Chào các bạn! Vì nhiều lý do từ nay Truyen2U chính thức đổi tên là Truyen247.Pro. Mong các bạn tiếp tục ủng hộ truy cập tên miền mới này nhé! Mãi yêu... ♥

1. Senapan

Seoul, Korea Selatan. Maret 2008.

Anak itu bermain pisau Swiss tajam milik ayahnya. Dia tidak sadar betapa berbahayanya menggunakan benda tajam dan mematikan itu. Salah gerakan sedikit, urat tangan Lee Heesung bakal terkoyak.

Tidak ada jaminan nyawanya selamat jika bermain sendiri dengan benda-benda berbahaya selagi di luar, ada yang lebih berbahaya.

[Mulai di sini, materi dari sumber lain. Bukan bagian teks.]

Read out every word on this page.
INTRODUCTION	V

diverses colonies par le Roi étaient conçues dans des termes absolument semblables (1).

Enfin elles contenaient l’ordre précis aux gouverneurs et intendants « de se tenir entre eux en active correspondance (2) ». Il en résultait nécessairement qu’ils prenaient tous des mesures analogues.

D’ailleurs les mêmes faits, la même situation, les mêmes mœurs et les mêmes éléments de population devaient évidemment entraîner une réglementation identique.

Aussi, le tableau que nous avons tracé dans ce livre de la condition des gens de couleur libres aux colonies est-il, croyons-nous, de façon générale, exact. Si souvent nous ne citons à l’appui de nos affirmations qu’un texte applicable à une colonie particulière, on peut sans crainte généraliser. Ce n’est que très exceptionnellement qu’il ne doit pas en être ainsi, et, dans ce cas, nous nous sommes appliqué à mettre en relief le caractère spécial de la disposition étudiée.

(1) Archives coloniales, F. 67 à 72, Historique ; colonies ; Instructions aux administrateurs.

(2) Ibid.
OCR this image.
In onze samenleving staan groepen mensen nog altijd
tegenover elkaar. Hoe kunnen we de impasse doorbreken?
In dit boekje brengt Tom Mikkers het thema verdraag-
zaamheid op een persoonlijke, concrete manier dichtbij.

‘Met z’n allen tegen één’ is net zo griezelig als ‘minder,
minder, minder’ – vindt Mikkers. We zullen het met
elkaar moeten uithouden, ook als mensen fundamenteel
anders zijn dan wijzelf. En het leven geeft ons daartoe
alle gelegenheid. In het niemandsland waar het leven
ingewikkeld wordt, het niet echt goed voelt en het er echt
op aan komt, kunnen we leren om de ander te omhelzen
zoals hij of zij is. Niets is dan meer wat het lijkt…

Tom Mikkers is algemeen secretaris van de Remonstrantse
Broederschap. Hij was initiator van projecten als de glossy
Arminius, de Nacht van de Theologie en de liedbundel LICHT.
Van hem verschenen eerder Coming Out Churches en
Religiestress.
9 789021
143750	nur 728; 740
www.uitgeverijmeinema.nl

Heesung hanya bosan menanti ibunya datang membawakan salad buah dan patbingsu yang dijanjikan sejak sore tadi. Dia tidak bisa pula menuju dapur untuk menagih patbingsu. Larangan tegas sang ibu terakhir kali membuat Heesung menganggukkan kepala. Dia tidak boleh menimbulkan suara ataupun berusaha membuka pintu. Walau pintu kamar tidak dikunci dari luar, anak itu bahkan tidak panik. Sebab, ibunya janji bakal membawakan banyak makanan enak.

Heesung tidak curiga dengan permintaan aneh ibunya agar tetap diam. Dia tidak bertingkah nakal ataupun diberi hukuman dengan kurungan di dalam kamar. Heesung terbiasa berdiam diri di dalam rumah, jadi hukuman kurungan tanpa alasan itu bukan ancaman.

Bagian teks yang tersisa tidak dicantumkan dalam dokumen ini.